Hier, autour de 18 heures, je feuillette Beaux-Arts magazine de novembre. Un article attire mon regard, car il reprend l'un des points soulevés par Commande publique: «Enquête sur les restaurateurs de l'impossible face à Koons, Hirst... L'art contemporain à durée limitée?»
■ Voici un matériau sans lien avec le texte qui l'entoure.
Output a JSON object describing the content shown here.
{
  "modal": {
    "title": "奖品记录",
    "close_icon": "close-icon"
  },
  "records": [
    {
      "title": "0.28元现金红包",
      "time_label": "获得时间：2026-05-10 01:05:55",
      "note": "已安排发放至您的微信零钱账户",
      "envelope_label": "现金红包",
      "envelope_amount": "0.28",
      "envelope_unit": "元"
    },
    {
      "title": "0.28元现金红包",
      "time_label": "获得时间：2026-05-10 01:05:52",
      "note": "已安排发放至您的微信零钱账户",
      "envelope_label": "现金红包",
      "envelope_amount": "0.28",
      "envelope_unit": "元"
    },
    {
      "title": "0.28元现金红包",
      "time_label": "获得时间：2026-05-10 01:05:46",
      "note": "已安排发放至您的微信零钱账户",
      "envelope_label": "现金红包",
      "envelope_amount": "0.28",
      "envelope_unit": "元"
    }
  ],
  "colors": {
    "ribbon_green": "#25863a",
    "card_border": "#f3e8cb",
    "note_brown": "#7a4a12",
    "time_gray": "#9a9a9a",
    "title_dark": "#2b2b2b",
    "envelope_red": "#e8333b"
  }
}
Je regarde les photos. Finalement, mon problème n'est pas que je n'aime pas l'art contemporain, c'est que je n'arrive pas à le prendre au sérieux. Si l'on excepte quelques œuvres affreuses, et quelques autres terrifiantes (et donc très fortes, sans doute les meilleures, supposé-je (mais qui a envie de vivre avec une œuvre terrifiante dans son salon, une œuvre qui vous donne envie de hurler de terreur ou de désespoir?)), j'ai toujours l'impression d'être en face d'une bonne farce. Les discours très abstraits sur le thème me complexent terriblement : quand je vois une gigantesque peau de banane suspendue au plafond, dont deux pans sont relevés à l'aide de câbles, découvrant l'empreinte d'un corps d'homme dans le corps de la banane, j'ai avant tout envie de rire. Ce n'est pas que cela ne me plaise pas, mais j'ai envie de rire, et je me demande pourquoi tout le monde ne rit pas: une impression de roi nu.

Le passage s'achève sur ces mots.